Development of an ultrasound-sensitive antimicrobial platform for reducing infection after spinal stabilization surgery

Infection arises in 8.5% of primary and 12% of secondary spinal fusion surgeries. Because many of these infections are marked by the formation of biofilms, which are difficult to treat with systemic antibiotics, treatment options are often limited to revision surgery. In order to prevent infection, we are developing antibiotic-loaded vessels for localized ultrasound mediated drug delivery. Macro-porous PEEK pucks were loaded with methylene blue (MeB) and coated in poly(lactic acid). In vitro samples were submerged in 200 ml of saline solution and ultrasound was applied for 30 minutes (5 MHz, 3 MPa). Surrounding media was sampled over 8 days and the concentration of MeB measured via spectrophotometry. The release from sonicated samples was compared to unsonicated controls. In parallel, a single-reservoir ABS clip design was also loaded with a combination of VAN and MeB and coated with either one or two layers of PLA. Release was observed while samples were submerged in 200 ml of saline solution. No immediate release of MeB was observed after suspension of the loaded porous PEEK pucks, demonstrating complete coating. Solutions from the non-insonated control group showed a 26 % increase in MeB concentration 2 days after suspension, and then remained stable. Solution from the insonated (experimental group) showed a 757 % increase in MeB concentration relative to baseline levels over an 8-day period.

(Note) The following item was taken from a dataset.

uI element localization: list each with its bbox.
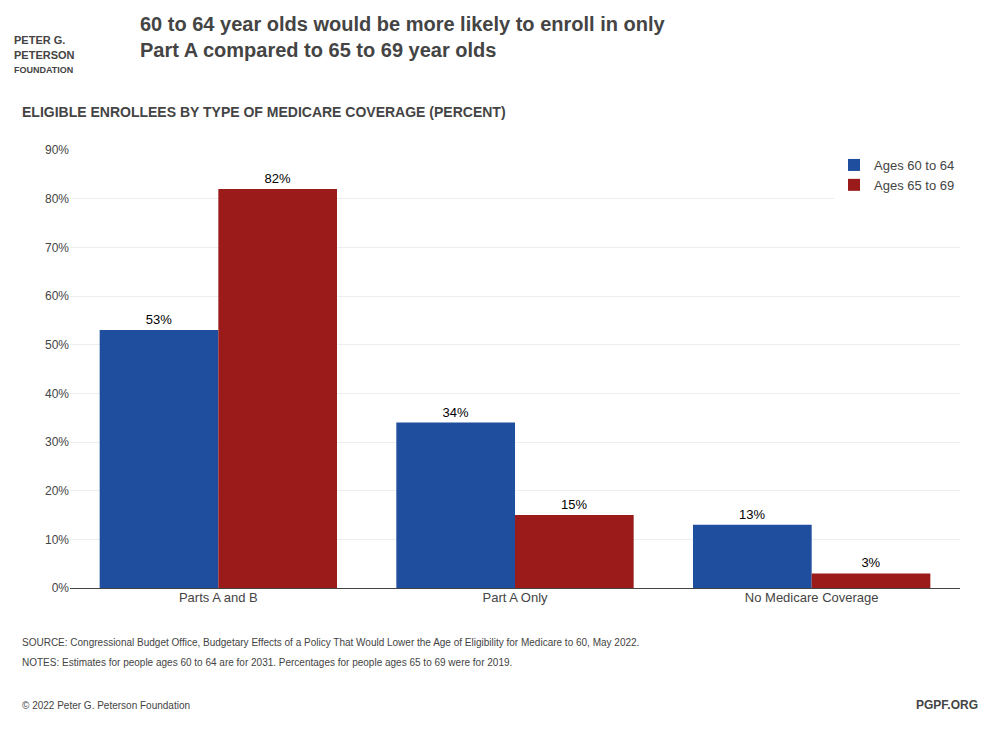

Finally, porous PEEK vessels loaded with vancomycin (VAN), were implanted in a cadaverous bunny to test their efficacy in situ. Two sites were inoculated with 10⁴ CFU S. aureus and another two sites were wrapped in plastic to capture released drug. Surgical sites in the cadaverous rabbit showed a 10x reduction in the concentration of bacteria, while sites wrapped in plastic caught 50% of the released drug. ABS clip prototype single-coated samples showed immediate leakage and complete release of drug after 48 hours. Double-coated samples completely retained drug a- ter 48 hours. Thus, feasibility of an ultrasound mediated drug delivery system was demonstrated in vitro and ex vivo.